Role of adaptive immune cells in the anti‐colitic effect of helminth antigen‐pulsed dendritic cells (650.17)

Role of adaptive immune cells in the anti‐colitic effect of helminth antigen‐pulsed dendritic cells Chelsea E. Matisz 1 , Arthur Wang 1 , Keith A. Sharkey 1 , Derek M. McKay 1 . Department of Physiology & Pharmacology, University of Calgary, AB, Canada. Helminth parasites have evolved as potent modulators of the host immune system. Epidemiological, experimental, and clinical trials report that infection with helminths can attenuate concomitant inflammatory disease. The role of dendritic cells (DC) in these protective immune responses has only recently been explored. The adoptive transfer of in vitro derived dendritic cells, when pulsed with antigens from the helminth Hymenolepis diminuta (HD), protect recipient mice against dinitrobenzene sulfonic acid (DNBS)‐induced colitis. The transfer of HD‐pulsed DCs (HD‐DC) is associated with reduced disease activity scores, colonic myeloperoxidase (MPO) activity, improved histology damage scores, and increased IL‐4 and IL‐10 in stimulated splenocytes compared to DNBS only controls. As these cytokines are indicative of Th2 responses, we assessed the role of adaptive immunity in the protective effect of HD‐DCs. DCs were generated in vitro , treated with HD antigen for 24 hours, and transferred (10 6 , ip) to wild type and RAG deficient mice, which lack T and B cells.

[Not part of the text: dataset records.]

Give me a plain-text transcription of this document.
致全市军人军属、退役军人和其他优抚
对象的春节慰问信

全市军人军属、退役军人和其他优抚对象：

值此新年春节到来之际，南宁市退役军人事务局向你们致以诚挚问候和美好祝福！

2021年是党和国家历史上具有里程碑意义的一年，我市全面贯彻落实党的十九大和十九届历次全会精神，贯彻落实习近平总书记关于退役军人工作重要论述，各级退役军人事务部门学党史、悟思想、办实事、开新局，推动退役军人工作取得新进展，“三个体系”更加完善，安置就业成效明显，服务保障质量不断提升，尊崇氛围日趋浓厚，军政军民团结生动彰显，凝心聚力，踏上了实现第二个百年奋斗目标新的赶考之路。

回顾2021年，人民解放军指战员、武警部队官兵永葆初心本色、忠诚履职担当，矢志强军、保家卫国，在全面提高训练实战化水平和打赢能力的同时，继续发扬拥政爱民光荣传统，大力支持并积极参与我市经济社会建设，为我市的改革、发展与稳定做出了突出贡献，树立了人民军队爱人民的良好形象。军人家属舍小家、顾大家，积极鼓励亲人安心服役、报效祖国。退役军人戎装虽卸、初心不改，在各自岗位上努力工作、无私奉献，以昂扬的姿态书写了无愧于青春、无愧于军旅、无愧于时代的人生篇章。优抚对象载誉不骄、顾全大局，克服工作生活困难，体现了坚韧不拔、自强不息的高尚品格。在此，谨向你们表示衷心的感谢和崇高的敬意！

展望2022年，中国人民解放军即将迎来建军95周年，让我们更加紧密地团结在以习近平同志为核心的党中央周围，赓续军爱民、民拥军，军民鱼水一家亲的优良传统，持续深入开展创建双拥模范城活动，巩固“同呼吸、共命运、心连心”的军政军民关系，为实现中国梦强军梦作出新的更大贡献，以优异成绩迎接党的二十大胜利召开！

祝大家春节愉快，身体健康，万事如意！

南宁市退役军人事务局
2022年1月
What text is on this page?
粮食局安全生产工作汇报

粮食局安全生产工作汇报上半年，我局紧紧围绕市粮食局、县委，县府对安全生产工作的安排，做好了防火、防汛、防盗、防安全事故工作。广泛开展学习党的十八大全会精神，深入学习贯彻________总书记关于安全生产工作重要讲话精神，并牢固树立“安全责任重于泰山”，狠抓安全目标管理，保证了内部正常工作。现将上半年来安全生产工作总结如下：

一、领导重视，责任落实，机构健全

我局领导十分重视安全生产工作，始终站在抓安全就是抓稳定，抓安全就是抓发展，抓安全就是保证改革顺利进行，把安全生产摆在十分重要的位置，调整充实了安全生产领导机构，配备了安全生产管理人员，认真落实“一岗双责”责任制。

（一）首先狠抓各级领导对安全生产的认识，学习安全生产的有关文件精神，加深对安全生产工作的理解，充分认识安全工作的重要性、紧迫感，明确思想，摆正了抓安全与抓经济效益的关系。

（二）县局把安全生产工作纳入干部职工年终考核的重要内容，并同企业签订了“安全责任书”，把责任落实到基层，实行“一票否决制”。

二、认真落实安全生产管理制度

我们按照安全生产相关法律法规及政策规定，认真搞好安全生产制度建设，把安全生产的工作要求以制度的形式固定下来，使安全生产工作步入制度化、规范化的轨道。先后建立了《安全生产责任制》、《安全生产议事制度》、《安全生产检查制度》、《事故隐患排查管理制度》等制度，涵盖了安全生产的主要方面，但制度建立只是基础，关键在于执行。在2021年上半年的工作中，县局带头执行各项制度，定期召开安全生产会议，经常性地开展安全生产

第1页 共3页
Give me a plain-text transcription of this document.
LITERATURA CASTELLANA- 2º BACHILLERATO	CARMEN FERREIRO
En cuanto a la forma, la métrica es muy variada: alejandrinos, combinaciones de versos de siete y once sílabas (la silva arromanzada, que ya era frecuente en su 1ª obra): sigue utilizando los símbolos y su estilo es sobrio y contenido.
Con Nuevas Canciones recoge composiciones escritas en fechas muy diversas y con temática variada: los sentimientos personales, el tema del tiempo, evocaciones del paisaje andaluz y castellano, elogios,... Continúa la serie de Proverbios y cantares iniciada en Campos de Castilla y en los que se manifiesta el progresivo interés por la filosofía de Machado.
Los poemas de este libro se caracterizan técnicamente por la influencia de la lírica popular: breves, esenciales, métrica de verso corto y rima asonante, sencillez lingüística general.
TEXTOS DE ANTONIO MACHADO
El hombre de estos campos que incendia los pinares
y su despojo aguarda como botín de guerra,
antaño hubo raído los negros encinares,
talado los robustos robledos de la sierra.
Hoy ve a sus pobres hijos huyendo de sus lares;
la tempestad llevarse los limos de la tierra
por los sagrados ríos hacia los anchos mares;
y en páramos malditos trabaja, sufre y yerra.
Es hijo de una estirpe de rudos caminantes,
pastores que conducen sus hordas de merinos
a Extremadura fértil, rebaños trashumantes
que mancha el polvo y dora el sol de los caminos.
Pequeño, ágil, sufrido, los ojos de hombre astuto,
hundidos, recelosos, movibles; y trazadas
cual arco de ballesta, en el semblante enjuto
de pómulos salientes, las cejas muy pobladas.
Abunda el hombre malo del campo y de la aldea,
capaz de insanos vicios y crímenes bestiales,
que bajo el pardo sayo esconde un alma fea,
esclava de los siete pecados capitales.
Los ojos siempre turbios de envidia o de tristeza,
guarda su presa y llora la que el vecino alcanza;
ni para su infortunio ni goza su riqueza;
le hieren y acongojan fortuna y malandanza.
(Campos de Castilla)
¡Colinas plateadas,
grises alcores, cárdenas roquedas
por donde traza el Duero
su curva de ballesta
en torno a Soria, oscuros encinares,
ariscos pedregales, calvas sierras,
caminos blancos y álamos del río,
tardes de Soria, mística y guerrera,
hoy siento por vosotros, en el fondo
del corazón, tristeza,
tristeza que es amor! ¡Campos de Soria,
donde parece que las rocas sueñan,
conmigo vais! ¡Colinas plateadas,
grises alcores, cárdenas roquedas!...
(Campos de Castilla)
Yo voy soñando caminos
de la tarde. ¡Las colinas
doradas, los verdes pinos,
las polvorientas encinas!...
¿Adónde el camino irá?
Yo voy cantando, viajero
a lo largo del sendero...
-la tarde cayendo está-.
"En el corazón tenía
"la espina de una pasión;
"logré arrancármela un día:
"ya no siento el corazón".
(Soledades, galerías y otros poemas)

DNBS colitis was induced 48 hours after cell transfer, and necropsies performed 3 days later. Significantly less DNBS‐induced disease was observed in WT animals treated with HD‐DCs, compared to RAG deficient mice treated with HD‐DCs (n=6‐12, 2 experiments; F( 2,39 )=8.45, p=0.001). HD‐DCs significantly suppressed colonic MPO in both WT and RAG deficient mice. These results suggest that while T and/or B cells are essential to the anti‐colitic clinical response driven by HD‐DC, they are not required for reduced granulocyte infiltration. Overall these experiments highlight the therapeutic value of helminth antigens, and their potential to program DCs to attenuate inflammatory disease.